There was a tall mirror on a stand in the back, and she was standing before it, a brush in her hand, and quietly stroking her hair. He would have said that he was used to the sight of her by now, but he’d never seen her without the covering of the cloak. Her dress was tattered along the hem and he saw places that weren’t in the best repair, but it was still a beautiful gown. The neckline was low and her breasts rounded over the top. Short sleeves exposed her long, bare arms, and he could see they were well shaped by years of dealing with stubborn horses. The white gown was tight over her breasts, tied with a ribbon just below, then fell loose to the floor.

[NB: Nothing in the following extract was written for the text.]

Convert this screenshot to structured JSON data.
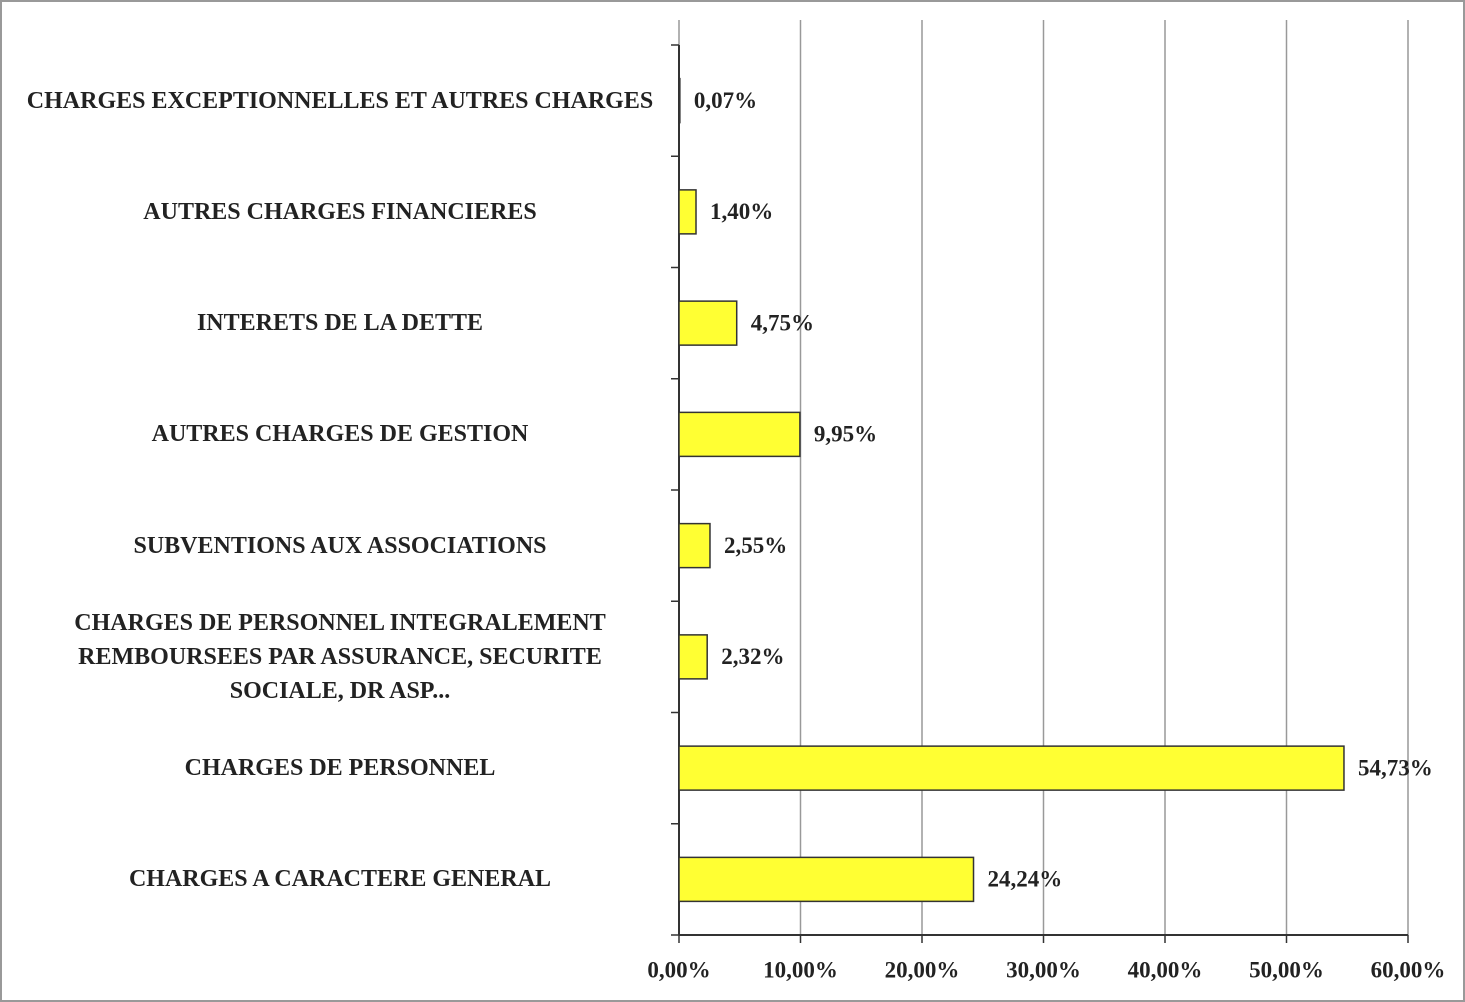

He stood still for a moment, watching her, and thought of how she’d dressed to go to a ball in Charleston. She’d probably imagined moonlight trysts with young men, maybe even adding another marriage proposal to her repertoire that she’d tell her grandchildren about.
But because of her good nature, she’d agreed to do something that few wealthy—or poor, for that matter—young women would do. She’d risked her life to save a man she’d never met, a man she had reason to believe was guilty of murder.
He kept watching as she brushed her hair, and he figured she was thinking that it would be the last time. And he knew by the look of loss on her face that she was going to agree to cut it.
How he wished he could turn the clock back! If he could, he’d go back . . . He couldn’t think of that because he knew he’d go back to the time when he’d been the happiest in his life, when he’d married Lilith.
Taking a deep breath, Alex stepped out from between the shelves full of goods and went to her. “May I have this dance, Miss Cay?”
He held out his arms for her and hoped that she didn’t mind about his dirty hair, and the stench of the prison that was still on his body.
But she had been taught her m
anners well. She smiled graciously at him, held up her skirt, and put her other hand in his. As Alex put his fingertips at her waist, he wished he had music, but the best he could do was hum an old, slow Scottish ballad that his mother used to sing to him. It wasn’t a proper dance, with the intricate changing of partners, but a private one, just between the two of them.
When she began to hum with him, showing that she knew the song, his smile broadened, and he swirled her about the room, between tables and shelves, in front of the counter and behind it. When she reached out and took a dark brown bottle and set in on the counter, he laughed out loud. She wasn’t forgetting the business side of why they were there.
It was several minutes before he took her back to the mirror, then bowed as he stepped away from her. “I must say, Miss Cay, that I have never enjoyed a dance as much as I did that one.”